The remarks this evening at a rally in Pensacola, Florida, followed his visit to the nation's capital earlier today to meet not with prominent politicians, but perhaps a group even more influential in this election: evangelical voters.
"A Trump administration, our Christian heritage will be cherished, protected, defended like you have never seen before. Believe me," he told the crowd assembled at the 2016 Values Voters Summit. "And that includes religious liberty."
This is not Trump’s first appearance at the Summit. Last fall, almost a year ago, he was here, still in a highly contested battle against over a dozen other GOP hopefuls. Though he brought his Bible, raising it high above his head, his scathing attacks in front of the Christian crowd garnered a mixed reaction.

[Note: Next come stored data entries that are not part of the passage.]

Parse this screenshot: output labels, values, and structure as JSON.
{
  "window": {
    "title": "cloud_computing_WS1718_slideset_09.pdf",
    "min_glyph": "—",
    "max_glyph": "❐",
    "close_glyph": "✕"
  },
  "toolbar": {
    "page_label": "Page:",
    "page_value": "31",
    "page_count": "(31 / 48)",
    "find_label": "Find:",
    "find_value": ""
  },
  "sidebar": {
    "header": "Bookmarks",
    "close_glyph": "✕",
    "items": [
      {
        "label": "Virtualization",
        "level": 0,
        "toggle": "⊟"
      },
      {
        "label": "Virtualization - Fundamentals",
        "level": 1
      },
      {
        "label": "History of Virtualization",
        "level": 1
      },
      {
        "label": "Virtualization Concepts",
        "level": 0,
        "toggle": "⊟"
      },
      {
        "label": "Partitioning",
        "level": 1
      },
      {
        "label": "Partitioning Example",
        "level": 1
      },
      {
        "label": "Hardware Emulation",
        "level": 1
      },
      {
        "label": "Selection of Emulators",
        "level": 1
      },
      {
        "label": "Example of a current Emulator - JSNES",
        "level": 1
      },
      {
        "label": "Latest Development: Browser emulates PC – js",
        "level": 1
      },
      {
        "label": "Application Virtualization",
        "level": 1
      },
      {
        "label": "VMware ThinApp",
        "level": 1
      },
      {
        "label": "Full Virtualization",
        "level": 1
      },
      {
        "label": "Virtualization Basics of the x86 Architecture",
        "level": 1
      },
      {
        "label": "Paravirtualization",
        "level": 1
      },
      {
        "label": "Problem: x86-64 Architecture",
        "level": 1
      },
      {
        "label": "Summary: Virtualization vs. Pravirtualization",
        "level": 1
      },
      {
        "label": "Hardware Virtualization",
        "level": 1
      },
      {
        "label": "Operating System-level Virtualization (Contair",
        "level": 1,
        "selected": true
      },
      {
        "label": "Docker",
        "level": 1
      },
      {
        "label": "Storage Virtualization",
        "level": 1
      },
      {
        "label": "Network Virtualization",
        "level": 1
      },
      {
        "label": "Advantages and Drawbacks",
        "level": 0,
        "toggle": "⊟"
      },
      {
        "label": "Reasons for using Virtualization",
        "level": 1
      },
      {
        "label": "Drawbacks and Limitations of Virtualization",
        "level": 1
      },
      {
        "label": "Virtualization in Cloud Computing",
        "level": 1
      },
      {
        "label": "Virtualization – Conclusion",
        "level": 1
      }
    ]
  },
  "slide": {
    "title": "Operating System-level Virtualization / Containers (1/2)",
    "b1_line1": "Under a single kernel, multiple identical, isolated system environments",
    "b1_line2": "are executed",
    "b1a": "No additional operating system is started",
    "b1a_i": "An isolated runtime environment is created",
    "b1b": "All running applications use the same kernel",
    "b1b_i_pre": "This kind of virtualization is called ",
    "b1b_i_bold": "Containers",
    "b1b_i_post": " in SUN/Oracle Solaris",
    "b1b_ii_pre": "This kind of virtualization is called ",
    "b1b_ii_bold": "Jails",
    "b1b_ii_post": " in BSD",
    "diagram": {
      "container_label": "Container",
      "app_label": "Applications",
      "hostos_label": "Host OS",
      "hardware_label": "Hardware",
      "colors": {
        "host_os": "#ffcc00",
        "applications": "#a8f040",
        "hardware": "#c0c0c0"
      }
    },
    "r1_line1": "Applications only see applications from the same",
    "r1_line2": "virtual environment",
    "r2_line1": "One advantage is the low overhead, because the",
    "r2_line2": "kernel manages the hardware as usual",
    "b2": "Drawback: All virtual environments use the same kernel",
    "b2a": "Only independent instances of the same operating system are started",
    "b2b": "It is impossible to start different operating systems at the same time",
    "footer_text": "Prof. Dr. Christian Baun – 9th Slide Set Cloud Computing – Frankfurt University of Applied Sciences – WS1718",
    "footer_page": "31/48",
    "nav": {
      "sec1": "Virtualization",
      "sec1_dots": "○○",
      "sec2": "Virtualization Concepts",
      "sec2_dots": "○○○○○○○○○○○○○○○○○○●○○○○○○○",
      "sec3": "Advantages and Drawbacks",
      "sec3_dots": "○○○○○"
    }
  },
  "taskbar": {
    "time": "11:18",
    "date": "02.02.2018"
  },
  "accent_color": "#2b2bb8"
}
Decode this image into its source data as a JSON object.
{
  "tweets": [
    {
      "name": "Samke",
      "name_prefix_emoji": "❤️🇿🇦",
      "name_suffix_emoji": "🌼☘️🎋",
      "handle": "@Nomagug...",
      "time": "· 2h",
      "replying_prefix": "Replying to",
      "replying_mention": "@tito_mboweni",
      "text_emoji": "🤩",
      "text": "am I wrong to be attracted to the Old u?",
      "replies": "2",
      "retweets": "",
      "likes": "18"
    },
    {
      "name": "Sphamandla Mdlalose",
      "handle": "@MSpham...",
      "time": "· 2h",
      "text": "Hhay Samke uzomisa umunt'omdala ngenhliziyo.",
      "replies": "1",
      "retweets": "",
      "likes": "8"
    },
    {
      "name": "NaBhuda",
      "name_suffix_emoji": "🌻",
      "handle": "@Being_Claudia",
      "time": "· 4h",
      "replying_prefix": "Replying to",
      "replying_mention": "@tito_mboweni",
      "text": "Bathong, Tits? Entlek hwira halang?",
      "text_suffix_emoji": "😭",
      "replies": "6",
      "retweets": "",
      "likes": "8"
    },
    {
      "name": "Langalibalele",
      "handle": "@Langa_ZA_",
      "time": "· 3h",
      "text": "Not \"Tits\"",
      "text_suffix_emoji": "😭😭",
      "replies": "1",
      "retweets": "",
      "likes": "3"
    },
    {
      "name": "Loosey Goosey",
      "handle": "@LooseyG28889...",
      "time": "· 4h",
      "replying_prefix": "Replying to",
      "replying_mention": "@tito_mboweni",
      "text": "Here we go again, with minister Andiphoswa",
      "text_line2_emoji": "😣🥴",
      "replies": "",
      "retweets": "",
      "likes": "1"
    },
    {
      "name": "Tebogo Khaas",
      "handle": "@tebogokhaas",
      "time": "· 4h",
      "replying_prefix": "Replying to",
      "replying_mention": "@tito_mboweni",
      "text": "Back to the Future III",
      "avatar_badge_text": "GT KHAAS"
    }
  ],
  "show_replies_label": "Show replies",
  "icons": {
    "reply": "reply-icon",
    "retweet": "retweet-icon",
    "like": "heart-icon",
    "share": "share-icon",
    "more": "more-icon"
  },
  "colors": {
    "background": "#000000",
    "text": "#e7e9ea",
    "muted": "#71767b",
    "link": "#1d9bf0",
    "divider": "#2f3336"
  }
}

“You have this clown, Marco Rubio,” he scoffed, as boos erupted through the crowd. And in a quip that now seems prescient, Trump, touting his poll numbers, declared, “If I’m so high in all these categories, why do we even have to have an election, right? Why? Why?”
Trump, of course, would go on to trounce all his Republican rivals but, at the time, white evangelicals still remained wary. A Pew Research study showed that evangelicals were among those most skeptical of Trump throughout the primaries, with 49 percent of white evangelical Republican and Republican-leaning registered voters not having backed him as the party’s nominee during primary season.
But now Trump, along with his conservative-favored running mate, Governor Mike Pence, seem well-positioned to capture their vote. A CNN/ORC poll released earlier this week showed an overwhelming majority of white evangelicals prefer the Trump/Pence ticket, 73 percent of them favoring them over the Hillary Clinton/Tim Kaine ticket.
But Trump’s ascent in the hearts of self-proclaimed evangelical voters was not without peril. Missteps, such as referring to 2 Corinthians as “Two Corinthians” caused some to question the veracity of his bible-study. It’s traditionally referred to as “Second” Corinthians.
And then, in 2015, he told Republican pollster Frank Lutz that he tries to correct himself, without asking for forgiveness, a core tenet of Christianity. "I am not sure I have," Trump said when asked whether he'd ever asked God for forgiveness. "I just go on and try to do a better job from there...I think if I do something wrong, I think, I just try and make it right. I don't bring God into that picture. I don't."
Even still, Trump has garnered other major endorsements within the evangelical community. Trump was endorsed by Liberty University President Jerry Falwell Jr., son of the late televangelist, and prominent Dallas pastor Robert Jeffress has appeared with Trump at several rallies.
Trump has taken to boosting his rhetoric -- he has declared "the evangelicals love me" -- with policy proposals. He has also promised to repeal the Johnson Amendment, a tax change enacted in 1954 that threatens religious institutions with the loss of their tax-exempt status if they endorse or oppose a political candidate.
"We're going to get rid of that law," he said today. "We're going to get rid of it so fast. That was my idea.
"I figure it's the only way I'm getting to heaven," Trump joked, eliciting a collective chuckle from the crowd.
Trump will not be campaigning this weekend. He is scheduled to attend the funeral of conservative icon Phyllis Schafly in St Louis Saturday.